Maricopa County, Ariz., Sheriff and outspoken immigration hawk Joe Arpaio said Immigration and Customs Enforcement is welcome to send over undocumented immigrants released from detention to his infamous "Tent City."
"I'll take them. I have room in my tents. I would be happy to have them -- and I wouldn't even charge them. I would love to take them in the tents," Arpaio told Politico in a story published on Thursday.
Immigration and Customs Enforcement released several hundred undocumented immigrants from detention centers on Monday, citing budget constraints. Those released will still be up for deportation and monitored under alternatives to detention, and come only from the non-criminal or low-level criminal categories of detainees.
The move has started a firestorm of criticism from Republicans, who say ICE is endangering public safety and the Obama administration is exploiting the situation to scare Congress into a deal to prevent automatic budget cuts from sequestration. White House Press Secretary Jay Carney said Wednesday that the White House had nothing to do with the decision to release immigrant detainees.
Arpaio didn't buy it.
"I am always suspicious when the government that has billions of dollars has to say, 'We are going to release [illegal immigrants] because of budget problems.' I'm wary of that," he said. "They're utilizing a budget so-called crisis as the reason to kick these people loose. I do have a concern about that."

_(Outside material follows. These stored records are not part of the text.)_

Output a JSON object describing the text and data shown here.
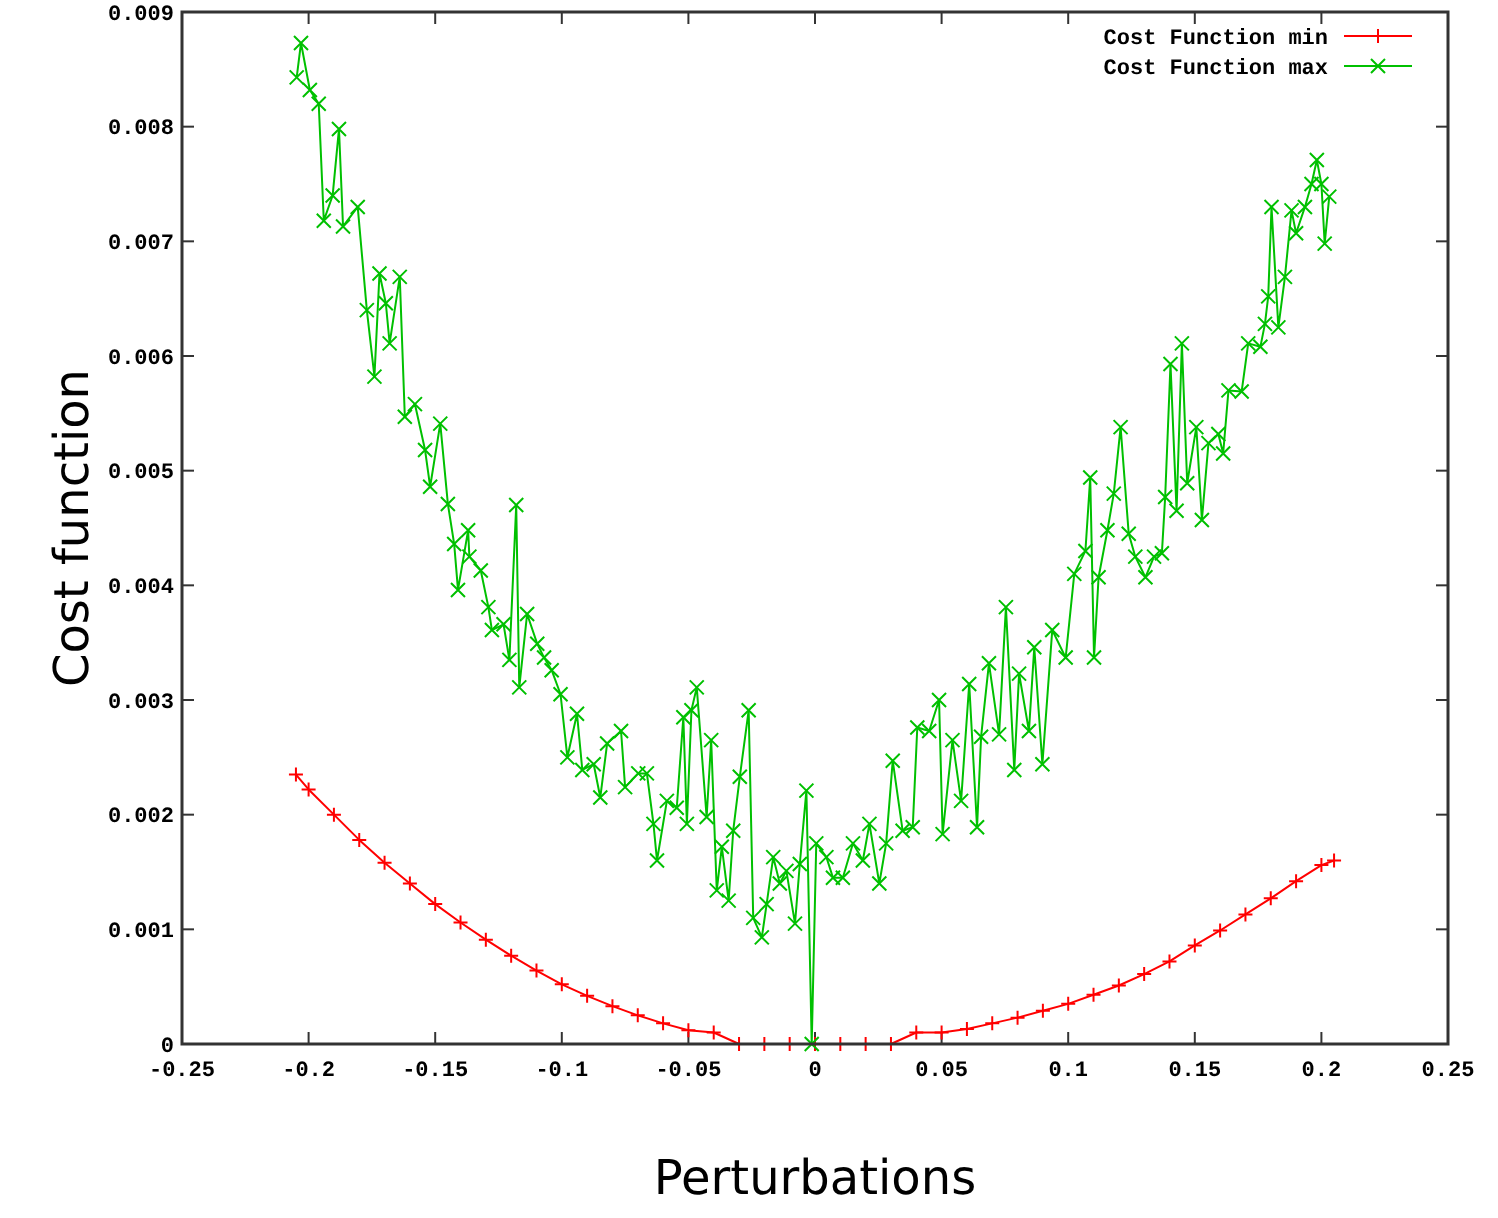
{
  "chart_data": {
    "type": "line",
    "xlabel": "Perturbations",
    "ylabel": "Cost function",
    "xlim": [
      -0.25,
      0.25
    ],
    "xticks": [
      -0.25,
      -0.2,
      -0.15,
      -0.1,
      -0.05,
      0,
      0.05,
      0.1,
      0.15,
      0.2,
      0.25
    ],
    "ylim": [
      0,
      0.009
    ],
    "yticks": [
      0,
      0.001,
      0.002,
      0.003,
      0.004,
      0.005,
      0.006,
      0.007,
      0.008,
      0.009
    ],
    "legend": "top right",
    "grid": false,
    "line_style": "solid",
    "series": [
      {
        "name": "Cost Function min",
        "color": "#ff0000",
        "marker": "plus",
        "x": [
          -0.205,
          -0.2,
          -0.19,
          -0.18,
          -0.17,
          -0.16,
          -0.15,
          -0.14,
          -0.13,
          -0.12,
          -0.11,
          -0.1,
          -0.09,
          -0.08,
          -0.07,
          -0.06,
          -0.05,
          -0.04,
          -0.03,
          -0.02,
          -0.01,
          0,
          0.01,
          0.02,
          0.03,
          0.04,
          0.05,
          0.06,
          0.07,
          0.08,
          0.09,
          0.1,
          0.11,
          0.12,
          0.13,
          0.14,
          0.15,
          0.16,
          0.17,
          0.18,
          0.19,
          0.2,
          0.205
        ],
        "values": [
          0.00235,
          0.00222,
          0.002,
          0.00178,
          0.00158,
          0.0014,
          0.00122,
          0.00106,
          0.00091,
          0.00077,
          0.00064,
          0.00052,
          0.00042,
          0.00033,
          0.00025,
          0.00018,
          0.00012,
          0.0001,
          0,
          0,
          0,
          0,
          0,
          0,
          0,
          0.0001,
          0.0001,
          0.00013,
          0.00018,
          0.00023,
          0.00029,
          0.00035,
          0.00043,
          0.00051,
          0.00061,
          0.00072,
          0.00086,
          0.00099,
          0.00113,
          0.00127,
          0.00142,
          0.00156,
          0.0016
        ]
      },
      {
        "name": "Cost Function max",
        "color": "#00c000",
        "marker": "cross",
        "x": [
          -0.2047,
          -0.203,
          -0.1995,
          -0.196,
          -0.194,
          -0.1905,
          -0.188,
          -0.1864,
          -0.1806,
          -0.177,
          -0.174,
          -0.172,
          -0.1695,
          -0.168,
          -0.164,
          -0.162,
          -0.158,
          -0.154,
          -0.152,
          -0.148,
          -0.145,
          -0.1425,
          -0.141,
          -0.137,
          -0.1365,
          -0.132,
          -0.129,
          -0.1276,
          -0.123,
          -0.1207,
          -0.118,
          -0.1168,
          -0.1137,
          -0.1097,
          -0.107,
          -0.104,
          -0.1005,
          -0.0978,
          -0.094,
          -0.0919,
          -0.0874,
          -0.0848,
          -0.0821,
          -0.0766,
          -0.075,
          -0.0698,
          -0.0664,
          -0.0638,
          -0.0624,
          -0.0585,
          -0.0546,
          -0.052,
          -0.0506,
          -0.0488,
          -0.0467,
          -0.0428,
          -0.041,
          -0.0388,
          -0.0368,
          -0.0341,
          -0.0323,
          -0.0297,
          -0.0262,
          -0.0244,
          -0.021,
          -0.0191,
          -0.0165,
          -0.0139,
          -0.0113,
          -0.0079,
          -0.006,
          -0.0034,
          -0.0013,
          0.0005,
          0.0045,
          0.0071,
          0.011,
          0.015,
          0.0189,
          0.0215,
          0.0254,
          0.0281,
          0.0307,
          0.0346,
          0.0386,
          0.0404,
          0.0451,
          0.049,
          0.0504,
          0.0543,
          0.0577,
          0.0609,
          0.064,
          0.0656,
          0.0687,
          0.0727,
          0.0754,
          0.0787,
          0.0806,
          0.0845,
          0.0866,
          0.0898,
          0.0937,
          0.099,
          0.1024,
          0.1068,
          0.1087,
          0.1102,
          0.112,
          0.1155,
          0.118,
          0.1207,
          0.1239,
          0.1265,
          0.1305,
          0.1339,
          0.137,
          0.1383,
          0.1404,
          0.1428,
          0.1449,
          0.147,
          0.1506,
          0.1528,
          0.1554,
          0.1593,
          0.1612,
          0.1633,
          0.1685,
          0.1711,
          0.1759,
          0.1777,
          0.179,
          0.1803,
          0.183,
          0.1856,
          0.1882,
          0.19,
          0.1935,
          0.1961,
          0.1982,
          0.2,
          0.2013,
          0.2031
        ],
        "values": [
          0.00843,
          0.00873,
          0.00832,
          0.0082,
          0.00718,
          0.0074,
          0.00798,
          0.00713,
          0.0073,
          0.0064,
          0.00582,
          0.00672,
          0.00646,
          0.00611,
          0.00669,
          0.00547,
          0.00558,
          0.00518,
          0.00486,
          0.00541,
          0.00471,
          0.00436,
          0.00396,
          0.00448,
          0.00425,
          0.00413,
          0.00381,
          0.00361,
          0.00366,
          0.00335,
          0.0047,
          0.00311,
          0.00375,
          0.00349,
          0.00337,
          0.00326,
          0.00305,
          0.0025,
          0.00288,
          0.00239,
          0.00244,
          0.00215,
          0.00262,
          0.00273,
          0.00224,
          0.00236,
          0.00236,
          0.00192,
          0.0016,
          0.00212,
          0.00206,
          0.00285,
          0.00192,
          0.00291,
          0.00311,
          0.00198,
          0.00265,
          0.00134,
          0.00172,
          0.00125,
          0.00186,
          0.00233,
          0.00291,
          0.0011,
          0.00093,
          0.00122,
          0.00163,
          0.0014,
          0.00151,
          0.00105,
          0.00157,
          0.00221,
          0,
          0.00175,
          0.00163,
          0.00145,
          0.00145,
          0.00175,
          0.0016,
          0.00192,
          0.0014,
          0.00175,
          0.00247,
          0.00186,
          0.00189,
          0.00276,
          0.00273,
          0.003,
          0.00183,
          0.00265,
          0.00212,
          0.00314,
          0.00189,
          0.00268,
          0.00332,
          0.0027,
          0.00381,
          0.00239,
          0.00323,
          0.00273,
          0.00346,
          0.00244,
          0.00361,
          0.00337,
          0.0041,
          0.0043,
          0.00494,
          0.00337,
          0.00407,
          0.00448,
          0.0048,
          0.00538,
          0.00445,
          0.00425,
          0.00407,
          0.00425,
          0.00428,
          0.00477,
          0.00593,
          0.00465,
          0.00611,
          0.00489,
          0.00538,
          0.00457,
          0.00524,
          0.00532,
          0.00515,
          0.0057,
          0.00569,
          0.00611,
          0.00608,
          0.00628,
          0.00652,
          0.0073,
          0.00625,
          0.00669,
          0.00727,
          0.00707,
          0.0073,
          0.0075,
          0.00771,
          0.0075,
          0.00698,
          0.00739
        ]
      }
    ]
  }
}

Arizona as a whole has a reputation for taking on an inflated role in policing unauthorized immigration, and Arpaio embodies that more than anyone else, save perhaps Republican Gov. Jan Brewer. He has come under fire for sweeps led including non-law enforcement "posses" to root out undocumented immigrants and accused of racial profiling and intimidating journalists. He also has been accused of mistreating people he arrests by putting them in his "Tent City," where they are at times forced to wear pink underwear and do manual labor. Numerous outlets have reported that his department had failed to adequately investigate some 400 sex crimes between 2005 and 2007.
Despite those controversies, the sheriff has retained his place in Maricopa County, where he was reelected to a sixth term in November.
Brewer, who signed into law the state's contested S.B. 1070 immigration law in 2010, also opposed the ICE decision to release detainees.
"I'm appalled to learn the U.S. Department of Homeland Security has begun to release hundreds of illegal aliens from custody, the first of potentially thousands to soon be freed under the guise of federal budget cuts," she said in a statement to Arizona's ABC 15.